Page 1 of 1

Dwarf crays molting problem

Posted: Thu Nov 01, 2007 8:47 am
by milalic
Hi there. I have around 4 different species of dwarf crays. I have noticed a lot of pregnant females in the tanks, but the quantity of babies surviving seem small. There are lot of hiding places for the crays.

I decided to separate females when pregnant in a breeder trap used for fish. I could see the babies develop and born. After tha babies are born I remove the femal from the breeder trap and leav the babies inside. I have noticed that a lot of the babies do not survive the first molt. The survival rate is like 50%.

Anyone has any ideas what might be happening?

Tank parameters: ph = 7.6-7.8; temp = 73-75F; no ammonia; texas water

Thanks

Posted: Thu Nov 01, 2007 10:15 am
by badflash
I had no luck with dwarfs until I started using aged tanks with gravel bottoms. Ones with lots of copepods do the best for me. I have no clue about survival rates though.

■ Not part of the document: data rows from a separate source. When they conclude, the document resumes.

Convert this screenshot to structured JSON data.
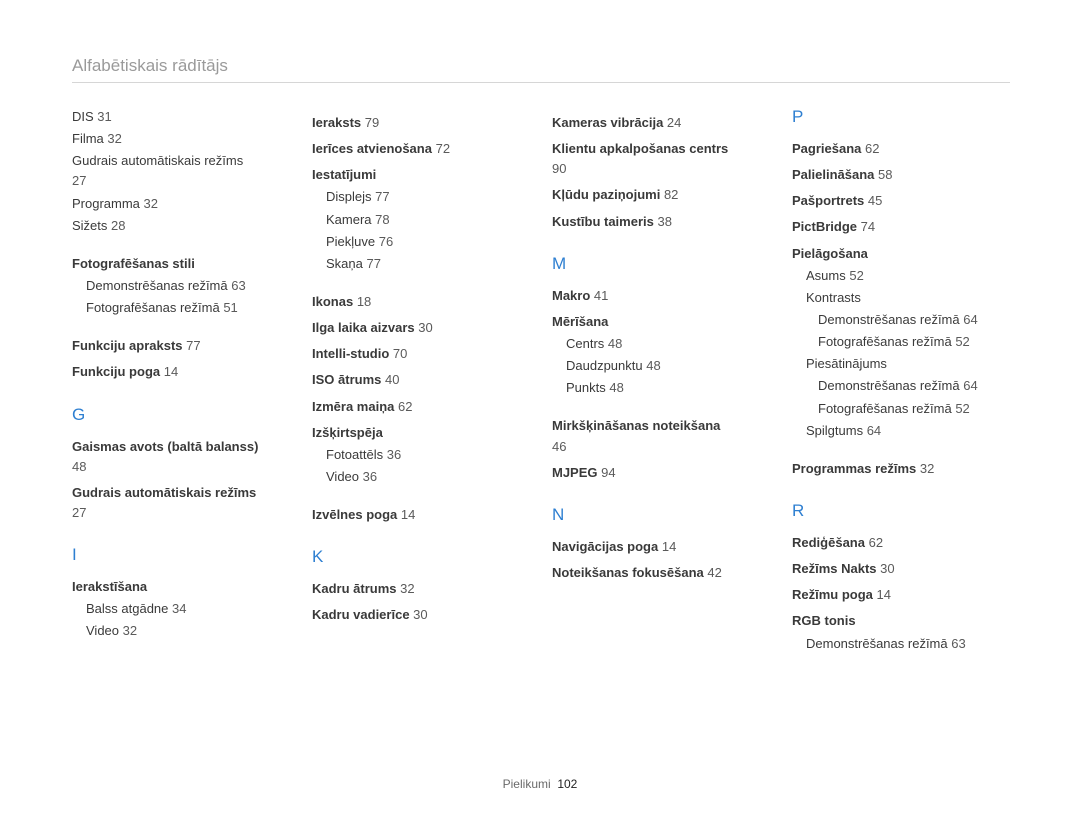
{
  "header": "Alfabētiskais rādītājs",
  "footer": {
    "label": "Pielikumi",
    "page": "102"
  },
  "columns": [
    {
      "items": [
        {
          "t": "entry",
          "text": "DIS",
          "page": "31"
        },
        {
          "t": "entry",
          "text": "Filma",
          "page": "32"
        },
        {
          "t": "entry",
          "text": "Gudrais automātiskais režīms",
          "page": "27",
          "wrap": true
        },
        {
          "t": "entry",
          "text": "Programma",
          "page": "32"
        },
        {
          "t": "entry",
          "text": "Sižets",
          "page": "28"
        },
        {
          "t": "gap"
        },
        {
          "t": "bold",
          "text": "Fotografēšanas stili"
        },
        {
          "t": "sub",
          "text": "Demonstrēšanas režīmā",
          "page": "63"
        },
        {
          "t": "sub",
          "text": "Fotografēšanas režīmā",
          "page": "51"
        },
        {
          "t": "gap"
        },
        {
          "t": "bold",
          "text": "Funkciju apraksts",
          "page": "77"
        },
        {
          "t": "bold",
          "text": "Funkciju poga",
          "page": "14"
        },
        {
          "t": "letter",
          "text": "G"
        },
        {
          "t": "bold",
          "text": "Gaismas avots (baltā balanss)",
          "page": "48",
          "wrap": true
        },
        {
          "t": "bold",
          "text": "Gudrais automātiskais režīms",
          "page": "27",
          "wrap": true
        },
        {
          "t": "letter",
          "text": "I"
        },
        {
          "t": "bold",
          "text": "Ierakstīšana"
        },
        {
          "t": "sub",
          "text": "Balss atgādne",
          "page": "34"
        },
        {
          "t": "sub",
          "text": "Video",
          "page": "32"
        }
      ]
    },
    {
      "items": [
        {
          "t": "bold",
          "text": "Ieraksts",
          "page": "79"
        },
        {
          "t": "bold",
          "text": "Ierīces atvienošana",
          "page": "72"
        },
        {
          "t": "bold",
          "text": "Iestatījumi"
        },
        {
          "t": "sub",
          "text": "Displejs",
          "page": "77"
        },
        {
          "t": "sub",
          "text": "Kamera",
          "page": "78"
        },
        {
          "t": "sub",
          "text": "Piekļuve",
          "page": "76"
        },
        {
          "t": "sub",
          "text": "Skaņa",
          "page": "77"
        },
        {
          "t": "gap"
        },
        {
          "t": "bold",
          "text": "Ikonas",
          "page": "18"
        },
        {
          "t": "bold",
          "text": "Ilga laika aizvars",
          "page": "30"
        },
        {
          "t": "bold",
          "text": "Intelli-studio",
          "page": "70"
        },
        {
          "t": "bold",
          "text": "ISO ātrums",
          "page": "40"
        },
        {
          "t": "bold",
          "text": "Izmēra maiņa",
          "page": "62"
        },
        {
          "t": "bold",
          "text": "Izšķirtspēja"
        },
        {
          "t": "sub",
          "text": "Fotoattēls",
          "page": "36"
        },
        {
          "t": "sub",
          "text": "Video",
          "page": "36"
        },
        {
          "t": "gap"
        },
        {
          "t": "bold",
          "text": "Izvēlnes poga",
          "page": "14"
        },
        {
          "t": "letter",
          "text": "K"
        },
        {
          "t": "bold",
          "text": "Kadru ātrums",
          "page": "32"
        },
        {
          "t": "bold",
          "text": "Kadru vadierīce",
          "page": "30"
        }
      ]
    },
    {
      "items": [
        {
          "t": "bold",
          "text": "Kameras vibrācija",
          "page": "24"
        },
        {
          "t": "bold",
          "text": "Klientu apkalpošanas centrs",
          "page": "90",
          "wrap": true
        },
        {
          "t": "bold",
          "text": "Kļūdu paziņojumi",
          "page": "82"
        },
        {
          "t": "bold",
          "text": "Kustību taimeris",
          "page": "38"
        },
        {
          "t": "letter",
          "text": "M"
        },
        {
          "t": "bold",
          "text": "Makro",
          "page": "41"
        },
        {
          "t": "bold",
          "text": "Mērīšana"
        },
        {
          "t": "sub",
          "text": "Centrs",
          "page": "48"
        },
        {
          "t": "sub",
          "text": "Daudzpunktu",
          "page": "48"
        },
        {
          "t": "sub",
          "text": "Punkts",
          "page": "48"
        },
        {
          "t": "gap"
        },
        {
          "t": "bold",
          "text": "Mirkšķināšanas noteikšana",
          "page": "46",
          "wrap": true
        },
        {
          "t": "bold",
          "text": "MJPEG",
          "page": "94"
        },
        {
          "t": "letter",
          "text": "N"
        },
        {
          "t": "bold",
          "text": "Navigācijas poga",
          "page": "14"
        },
        {
          "t": "bold",
          "text": "Noteikšanas fokusēšana",
          "page": "42"
        }
      ]
    },
    {
      "items": [
        {
          "t": "letter",
          "text": "P",
          "notop": true
        },
        {
          "t": "bold",
          "text": "Pagriešana",
          "page": "62"
        },
        {
          "t": "bold",
          "text": "Palielināšana",
          "page": "58"
        },
        {
          "t": "bold",
          "text": "Pašportrets",
          "page": "45"
        },
        {
          "t": "bold",
          "text": "PictBridge",
          "page": "74"
        },
        {
          "t": "bold",
          "text": "Pielāgošana"
        },
        {
          "t": "sub",
          "text": "Asums",
          "page": "52"
        },
        {
          "t": "sub",
          "text": "Kontrasts"
        },
        {
          "t": "sub2",
          "text": "Demonstrēšanas režīmā",
          "page": "64"
        },
        {
          "t": "sub2",
          "text": "Fotografēšanas režīmā",
          "page": "52"
        },
        {
          "t": "sub",
          "text": "Piesātinājums"
        },
        {
          "t": "sub2",
          "text": "Demonstrēšanas režīmā",
          "page": "64"
        },
        {
          "t": "sub2",
          "text": "Fotografēšanas režīmā",
          "page": "52"
        },
        {
          "t": "sub",
          "text": "Spilgtums",
          "page": "64"
        },
        {
          "t": "gap"
        },
        {
          "t": "bold",
          "text": "Programmas režīms",
          "page": "32"
        },
        {
          "t": "letter",
          "text": "R"
        },
        {
          "t": "bold",
          "text": "Rediģēšana",
          "page": "62"
        },
        {
          "t": "bold",
          "text": "Režīms Nakts",
          "page": "30"
        },
        {
          "t": "bold",
          "text": "Režīmu poga",
          "page": "14"
        },
        {
          "t": "bold",
          "text": "RGB tonis"
        },
        {
          "t": "sub",
          "text": "Demonstrēšanas režīmā",
          "page": "63"
        }
      ]
    }
  ]
}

Lots of baby crays will kill each other at molt time, especially if there is population pressure.

Posted: Thu Nov 01, 2007 12:17 pm
by milalic
badflash wrote:I had no luck with dwarfs until I started using aged tanks with gravel bottoms. Ones with lots of copepods do the best for me. I have no clue about survival rates though.

Lots of baby crays will kill each other at molt time, especially if there is population pressure.
All tanks are aged...it might be that they kill each other. I will have to try to move them to their own tank after all of them have been released by the mother and see if this improved the survival rates. I am feeding them regularly, so I do not think is lack of food.

Posted: Thu Nov 01, 2007 12:24 pm
by badflash
I would not confine them to a net. Pea gravel allows them to disperse and have places to hide. If mom is just give a PVC tube to chill in she'll be happy until the babies drop.

It seems that some animals, like most crayfish only need opportunity to kill, not hunger. If over crowded they are programmed to remove the competition or die trying.